If you have not read any of Hunter S. Thompson’s essays, then you are missing something. For all the drug-tinted, hard-living hyperbole of Hunter S. Thompson’s image, the guy wrote like a fiend. And he was an amazing observer.
For me, one Hunter Thompson essay particularly resonates–an essay about Air Force test pilots, entitled, “Those daring young men in their flying machines…Ain’t what they used to be.” Originally published back in 1969, Hunter republished the piece in “The Great Shark Hunt: Strange tales from a strange time.”
(As an aside, the test-pilot essay is really quite good; in fact, I suspect Tom Wolfe used it as a point of departure for The Right Stuff, a landmark exploration into the U.S. space program.)
Anyway. Hunter’s essay was one of the first to explore how the demands of high-tech weaponry were forcing the Air Force to move away from it’s old barnstorming, rules-breaking image. In the piece he notes, “the Air Force still benefits from the romantic pilot myth that its personnel managers have long since destroyed.” He caught the drift of a cultural trend.
Hunter Thompson didn’t like it–After Hunter rants about the risk-averse, family-friendly culture of the late-sixties Edwards Air Force Base, he finds one of the last remaining “old school” test pilots, and gets to hear tales about how this hold-out from the era when “men were Men” saved a plane with…a paperclip.
To some extent, Hunter’s observations ring true today. At NPS, I taught a lot of Air Force people (I approved my last thesis advisee, Col. W., late last year!), but the best pilot of my NPS Air Force student cadre was one of the best students–a delightful straight-A, want-to-be-called upon-every-time academic. Great guy…for high-level graduate study. But his piloting skills were, however, top notch–he (like every other good pilot out there) had his tales of saving a malfunctioning new-model aircraft by the thinnest of margins–only miraculously recovering moments before certain catastrophe.
So I feel a little conflicted. Here we are, today, still having to grapple with this idea that our “image” of an ideal “warrior” has to be something out of a Tom Cruise movie–while, in reality, there are some real gawky bookworms out there doing some amazingly crazy stuff in the sky (and seas and elsewhere).
Maybe it’s time we give credit to where it is due, and encourage the folks in the Pentagon’s image-making department to move beyond the idea that real war-fightin’ heroes are rule-breakin’ misogynists (like, say, CAPT Honors) and embrace the notion that there are lots of
average “Joes” out there in the national security community who, as professionals, do crazy, gutsy stuff.

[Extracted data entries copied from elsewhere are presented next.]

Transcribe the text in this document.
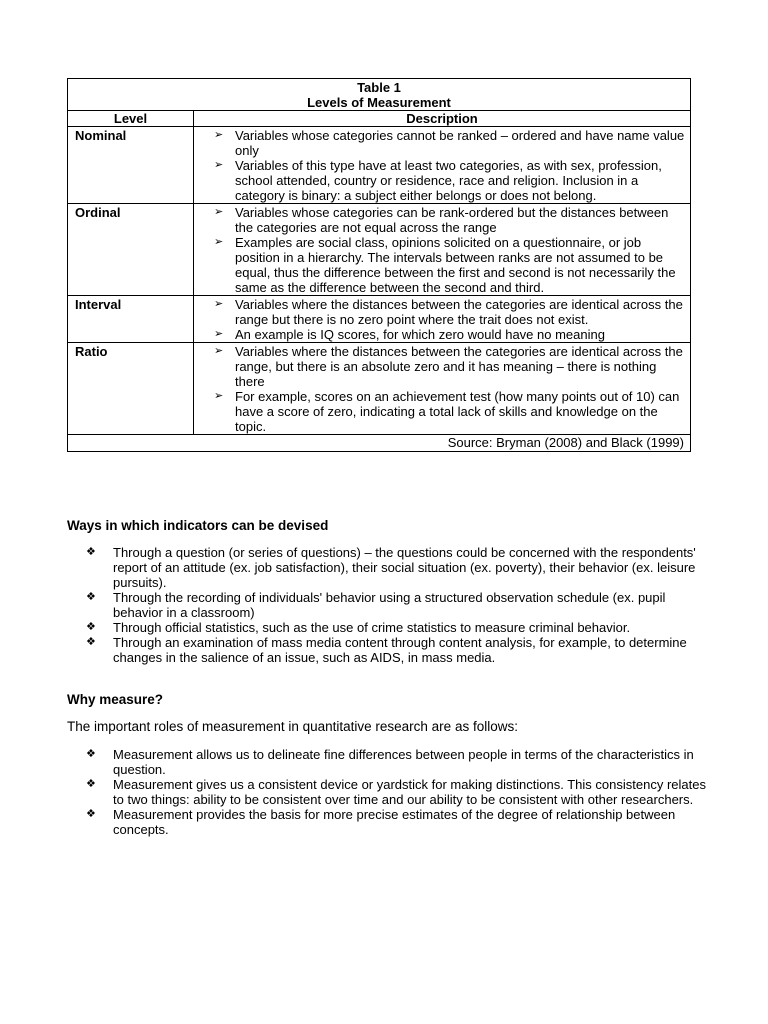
Table 1
Levels of Measurement	

Level	Description
Nominal	➢ Variables whose categories cannot be ranked – ordered and have name value only
➢ Variables of this type have at least two categories, as with sex, profession, school attended, country or residence, race and religion. Inclusion in a category is binary: a subject either belongs or does not belong.

Ordinal	➢ Variables whose categories can be rank-ordered but the distances between the categories are not equal across the range
➢ Examples are social class, opinions solicited on a questionnaire, or job position in a hierarchy. The intervals between ranks are not assumed to be equal, thus the difference between the first and second is not necessarily the same as the difference between the second and third.

Interval	➢ Variables where the distances between the categories are identical across the range but there is no zero point where the trait does not exist.
➢ An example is IQ scores, for which zero would have no meaning

Ratio	➢ Variables where the distances between the categories are identical across the range, but there is an absolute zero and it has meaning – there is nothing there
➢ For example, scores on an achievement test (how many points out of 10) can have a score of zero, indicating a total lack of skills and knowledge on the topic.

Source: Bryman (2008) and Black (1999)	
Ways in which indicators can be devised
❖	Through a question (or series of questions) – the questions could be concerned with the respondents' report of an attitude (ex. job satisfaction), their social situation (ex. poverty), their behavior (ex. leisure pursuits).
❖	Through the recording of individuals' behavior using a structured observation schedule (ex. pupil behavior in a classroom)
❖	Through official statistics, such as the use of crime statistics to measure criminal behavior.
❖	Through an examination of mass media content through content analysis, for example, to determine changes in the salience of an issue, such as AIDS, in mass media.
Why measure?
The important roles of measurement in quantitative research are as follows:
❖	Measurement allows us to delineate fine differences between people in terms of the characteristics in question.
❖	Measurement gives us a consistent device or yardstick for making distinctions. This consistency relates to two things: ability to be consistent over time and our ability to be consistent with other researchers.
❖	Measurement provides the basis for more precise estimates of the degree of relationship between concepts.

And then drive Toyota minivans home to the wife, no less.
Let’s put the old Tom Cruise as Top Gun image to pasture, and work to reach beyond the easy stereotype.
{ 4 comments… read them below or add one }
This is gold:
That being said, there is a difference between rules and laws, and good officers know when they’re breaking what and the associate motivations/mission needs that might require adaptability.
And it transcends specialties, too.
No, point missed. The psychology is very different between services. Look no further than the Dash-1 versus NATOPS. The entire psychology is different. A get things done, rule breaking attitude defeats bureaucracy, and the enemy. “I’m not flying unless I get 12 hours uninterrupted,” loses wars, and turns it into a business instead of the dirty difficult thing that it is. Book worms are great, scientists are great, but the psychology is VERY different.
Captain Honors was a long tail issue, citing extremes is about as helpful as comparing people to Hitler. Knowing when the rules are a guide, and what makes good leadership is difficult, and messy. Knowing when to council a subordinate of give guidance is what happened to CAPT Honors. It was a failure of his leaders to correct him. Leadership is lonely when you’re not just following a guidebook, but are exercising judgement and adapting.
That being said, there is a difference between rules and laws, and good officers know when they’re breaking what and the associate motivations/mission needs that might require adaptability.
Yeah, well, ok, point taken–maybe we can ignore a few irritating zoomie traits…
You gotta love straight A, brown nosing zoomies. They’re so motivated for the mission that they won’t even fly if you disrupt their crew rest, let alone have a dirty aircraft.